For many years, all the same, it was a shoestring operation. The Manchester Guardian survived mainly on the profits of the Evening News, all of which were ploughed back into the business. The business has got much bigger, now expanded by shrewd managers to encompass local papers round Manchester and in Surrey and Berkshire, the Autotrader car magazine, and growing interests in commercial radio.

The turnover of the Guardian Media Group last year was almost £440 million. But the trust structure continues to mean that the profits all come back. There are almost no other shareholders. There's no stock market requiring to be soothed or stimulated. Although, in their separate parts, the businesses are conventionally commercial, the whole has a different purpose: to enable the Guardian, now joined by the Observer, to flourish in perpetuity.

This is a wonderful platform from which to pursue the tasks and calling of independent journalism. How and why does it work? I think there are three elements, which have grown out of the Scott family's founding act.

First, the trust has always been a self-denying owner. In earlier days, one of its members said it only needed to meet when something was going wrong. It was an almost sleeping partner, in a business that uneasily survived both the bad times and the better ones of the 1950s and 1960s. More recently, as the business grew, ownership became more responsible, and the trust got closer to strategic decision-making. But GMG is a plc, with its own management structure and board. It does not need to be second-guessed.

These are, moreover, connected bodies. The trust doesn't sit in lofty isolation, but includes the chief executive of GMG, Bob Phillis, the non-executive chairman, Paul Myners, and the editor of the Guardian, Alan Rusbridger.

There are outside trustees, including two descendants of C. P. Scott.

The trust, ultimately, could stop the board making a big decision, and can also make its own decisions, as it did when the Observer was bought in 1993. But there is no rivalry. Any residue there might have been from the old pull of family ownership disappeared decades ago. As well as being self-denying, the trust is self-perpetuating. Vacancies are filled by unanimous vote of the existing members: a useful guarantee of continuity.

The trust deed enjoins trustees only to supervise the business in the same spirit "as heretofore". There could not be a more liberal remit.

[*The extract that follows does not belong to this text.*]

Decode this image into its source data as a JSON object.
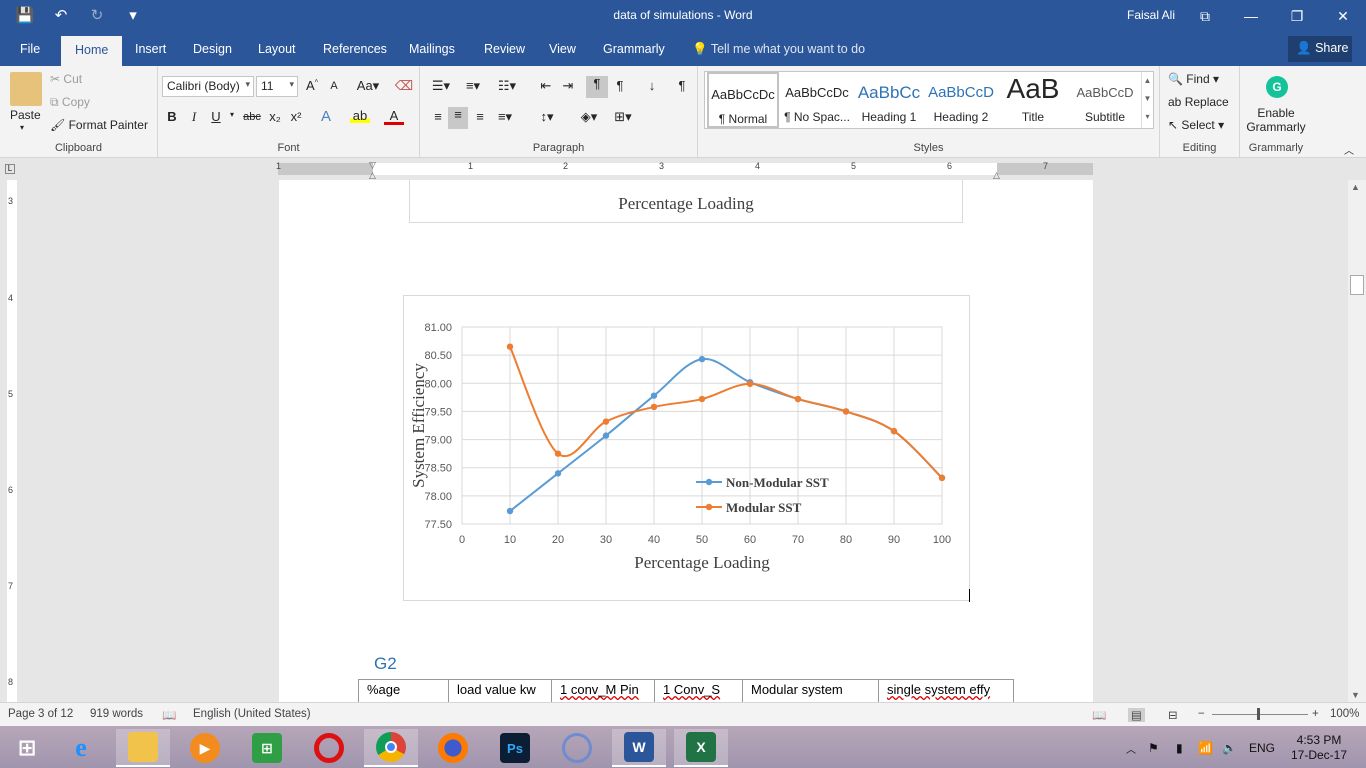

Second, managers and executives operate an interesting marriage between two cultures. On the one hand, they are commercial, as they have to be. There's not much point in owning Autotrader unless it is successful which, to an astonishing degree, it is. The Guardian and Observer, though they're the stated raison d'Ωtre of the trust, are run with a keen eye to profit. They are in no way charity cases, as their market competitors would be the first to recognise.

But they're protected, in the end, from short-term pressures. The jewel in the business cannot be allowed to lose its shine. The company thus does something to disprove the theory of capitalism that reached its apogee during the Thatcher years, which insisted that only survival in a Darwinian jungle guaranteed economic success. GMG is now a prosperous company, but has got there in defiance of Thatcherite axioms.

The Scott Trust is enjoined to advance subtler purposes, which people in all the businesses seem to understand.

This illuminates the third, most vital element of the trust's success, which is the deep belief of its founders in the value of journalism. They were prepared to sacrifice their inheritance to guarantee the paper's future. To them the newspaper was everything, mere profit nothing more than a means to its constant improvement. Sustaining the same spirit is the chief task of all the original Scotts' successors. The journalism has to come first: anything else would be a betrayal.

What that has meant is giving a primacy to editors that no other Fleet Street paper contemplates. The editor of the Guardian is obliged to be the most responsible editor of all. He has no alibi for mistakes, no proprietor he can blame for an attitude his readers may not like. He is, in a way, entirely alone, except for the colleagues around him on the editorial floor. The trust appoints him, though not often: Alan Rusbridger's predecessor but one, Alastair Hetherington, started the job before Suez in 1956. But then he's on his own.

I've often thought this must sometimes be burdensome to the editor. The buck always stops with him. But it means that the Guardian and Observer are living and constant experiments in independent journalism. Trustees would no more discuss editorial policy than cut the marketing budget.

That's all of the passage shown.